Джон был так предупредителен, так чуток. Элизабет чувствовала потребность показать, насколько ее чувства к нему переменились. И она провела пальцем по четко очерченным губам, глядя в его вдруг потемневшие глаза. И выражение, которое переполняло их, было не менее страстным, чем прикосновение.

Рука ее скользнула вниз, глаза закрылись сами собой. Элизабет хотелось приподняться, чтобы устроиться поудобнее, но оказалось, что она не в состоянии даже пальцем пошевельнуть от внезапной усталости, охватившей ее. Элизабет даже не могла разомкнуть век, и Джон сам принялся раздевать ее дальше, растирая теплыми мягкими махровыми полотенцами, а потом, приподнимая поочередно ее руки, стал надевать на нее халат.

– Приподними голову, любовь моя. Только на секунду…

Элизабет послушно приподнялась, сонно глядя, как он продевает руки и голову, а потом расправляет складки. Прикоснувшись губами к ее виску, он снова мягко уложил ее на подушки и натянул покрывало до подбородка:

– Так лучше? Тебе удобно? Все хорошо?

Так удобно ей еще никогда не было. Покой и нега растекались по всему телу.

– Чудесно!

– Я рад, – Джон быстро поднялся. – Пойду посмотрю, что там делает Гунер.

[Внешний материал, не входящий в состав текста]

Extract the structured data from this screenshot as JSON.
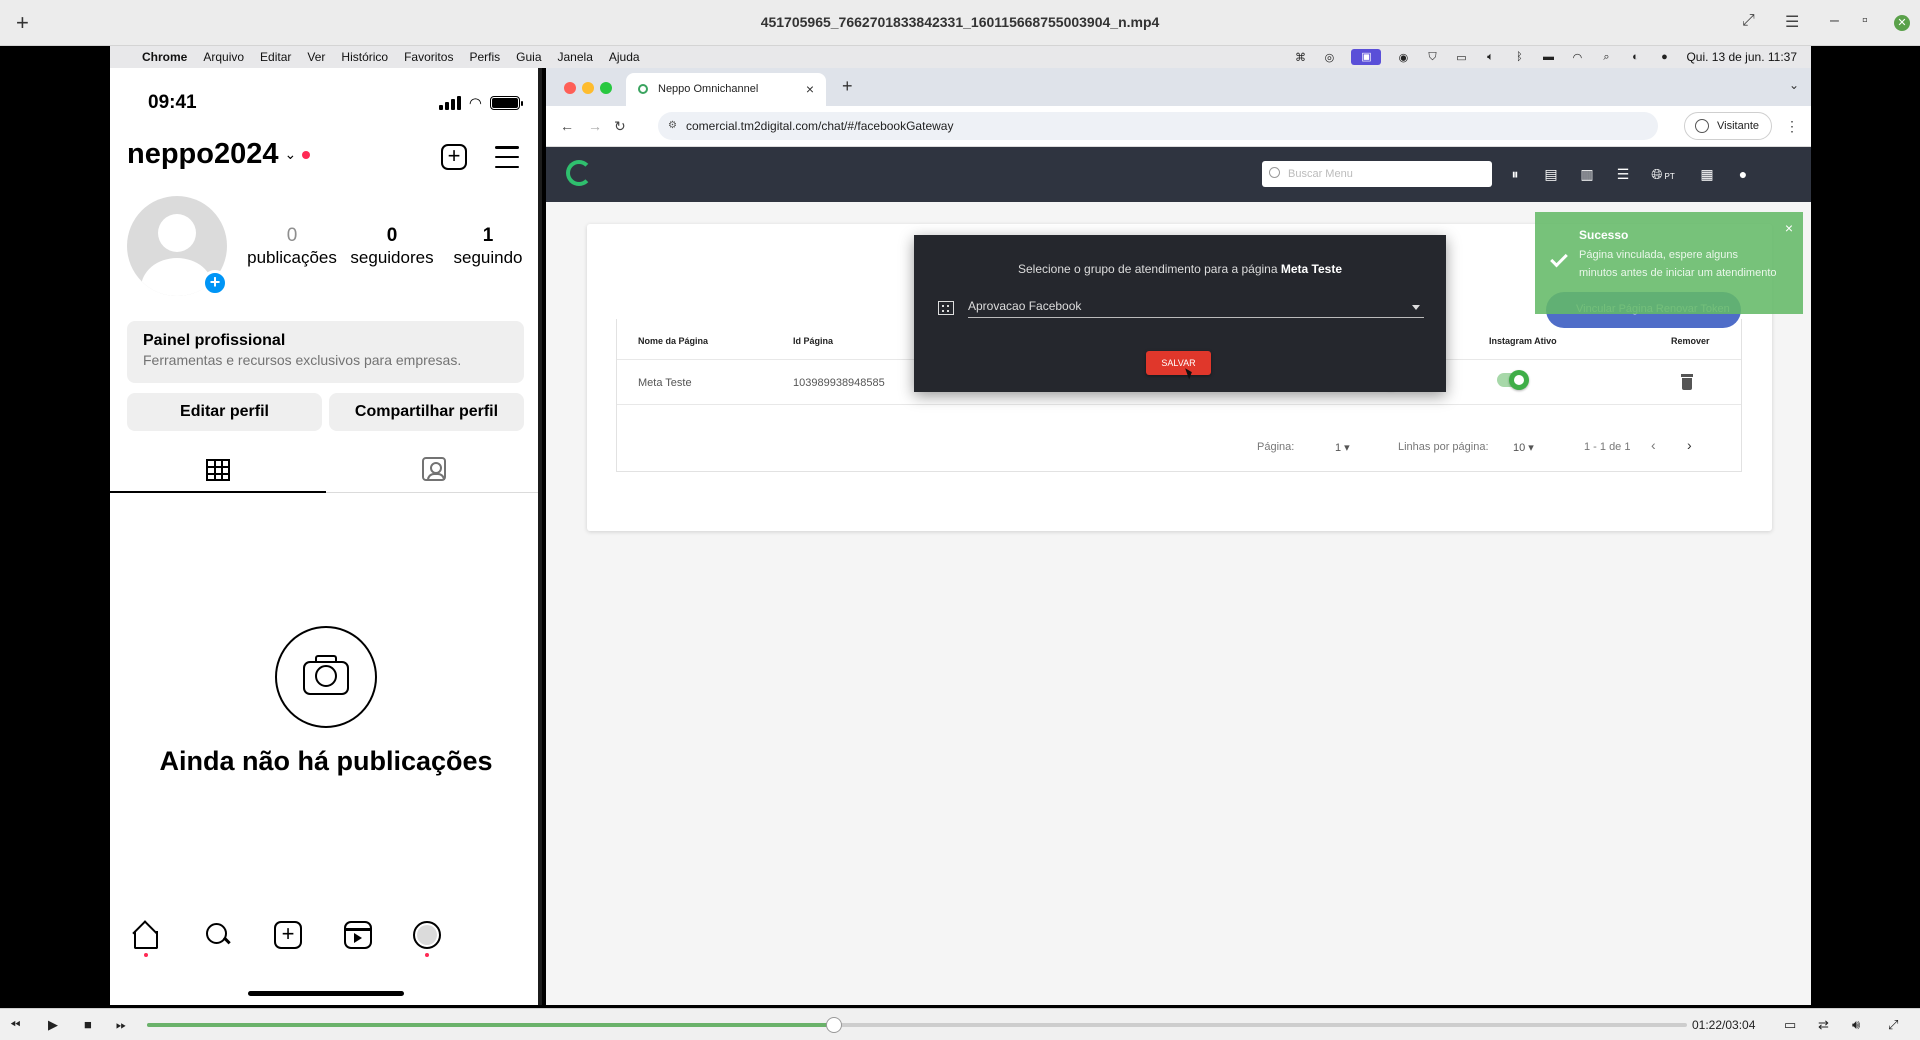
{
  "player": {
    "filename": "451705965_7662701833842331_160115668755003904_n.mp4",
    "time": "01:22/03:04",
    "progress": 0.446
  },
  "mac_menubar": {
    "app": "Chrome",
    "items": [
      "Arquivo",
      "Editar",
      "Ver",
      "Histórico",
      "Favoritos",
      "Perfis",
      "Guia",
      "Janela",
      "Ajuda"
    ],
    "datetime": "Qui. 13 de jun.  11:37"
  },
  "phone": {
    "time": "09:41",
    "username": "neppo2024",
    "stats": [
      {
        "value": "0",
        "label": "publicações"
      },
      {
        "value": "0",
        "label": "seguidores"
      },
      {
        "value": "1",
        "label": "seguindo"
      }
    ],
    "panel_title": "Painel profissional",
    "panel_subtitle": "Ferramentas e recursos exclusivos para empresas.",
    "edit_profile": "Editar perfil",
    "share_profile": "Compartilhar perfil",
    "empty_text": "Ainda não há publicações"
  },
  "browser": {
    "tab_title": "Neppo Omnichannel",
    "url": "comercial.tm2digital.com/chat/#/facebookGateway",
    "guest_label": "Visitante"
  },
  "app": {
    "search_placeholder": "Buscar Menu",
    "lang": "PT",
    "table": {
      "headers": {
        "page_name": "Nome da Página",
        "page_id": "Id Página",
        "instagram": "Instagram Ativo",
        "remove": "Remover"
      },
      "rows": [
        {
          "page_name": "Meta Teste",
          "page_id": "103989938948585"
        }
      ]
    },
    "pagination": {
      "page_label": "Página:",
      "page_value": "1",
      "rows_label": "Linhas por página:",
      "rows_value": "10",
      "range": "1 - 1 de 1"
    },
    "modal": {
      "message_prefix": "Selecione o grupo de atendimento para a página ",
      "message_page": "Meta Teste",
      "selected_group": "Aprovacao Facebook",
      "save_label": "SALVAR"
    },
    "blue_button": "Vincular Página Renovar Token",
    "toast": {
      "title": "Sucesso",
      "text": "Página vinculada, espere alguns minutos antes de iniciar um atendimento"
    }
  },
  "colors": {
    "accent_green": "#3fae48",
    "modal_bg": "#25272d",
    "save_red": "#e0372b",
    "header_bg": "#2f3440",
    "instagram_blue": "#0095f6"
  }
}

– Хорошо, что он задержался, – сонно пробормотала Элизабет, – иначе бы нам не представилась возможность увидеть, как… – Она замолчала, глаза ее распахнулись, сон как рукой сняло.

Лицо Джона было напряженным, кожа туго обтягивала его скулы. И болезненная складка, что залегла в уголках рта, была отчетливо видна.

– О Джон, – огорченно вздохнула Элизабет. – Прости меня, Наверное, ты считаешь меня последней эгоисткой. – Это немыслимо представить, как жестоко она обошлась с ним, понимая, как сильно он желает ее. Как пылает страстью. И в ответ на его нежность и заботу он получил…

Джон покачал головой:

– Сейчас твое время, и я хочу, чтобы ты наслаждалась каждую минуту. Я сам пошел на это. – Он поморщился. – Но должен тебя предупредить, поскольку нам предстоит еще довольно долго жить здесь, что назад пути уже нет. – Пальцы его побелели – с такой силой он сжал их. – Но придет и мой час. Я дождусь его. – И он повернулся к двери.

– Джон!

Он стоял, взявшись за ручку:

– Твой час придет! Обещаю! – Она улыбнулась ему нежной улыбкой, от которой сердце его дрогнуло. – И мне кажется, что мой маленький Эндрю полюбил тебя. Ты заметил, он никогда не протестует, когда ты прикасаешься ко мне…

Легкая улыбка промелькнула у него на губах:

– А почему бы и нет? Я знал, что он полюбит меня. У него хороший вкус. – Дверь за Джоном бесшумно закрылась.

Элизабет смотрела ему вслед с блуждающей улыбкой на губах. Без Джона комната сразу показалась пустой. В его сложном характере было так много граней, так много оттенков: мягкость, ум, страстность, чувство собственника. И каждый день приносил новые, неожиданные открытия. И как только она начинала отчетливо видеть еще одну грань, ей открывалась следующая. Он был из числа тех мужчин, которых невозможно было удержать на одном месте. В чем Джон сам признался. И уж конечно, его нельзя было понять сразу.

Элизабет услышала, как шевельнулся Эндрю.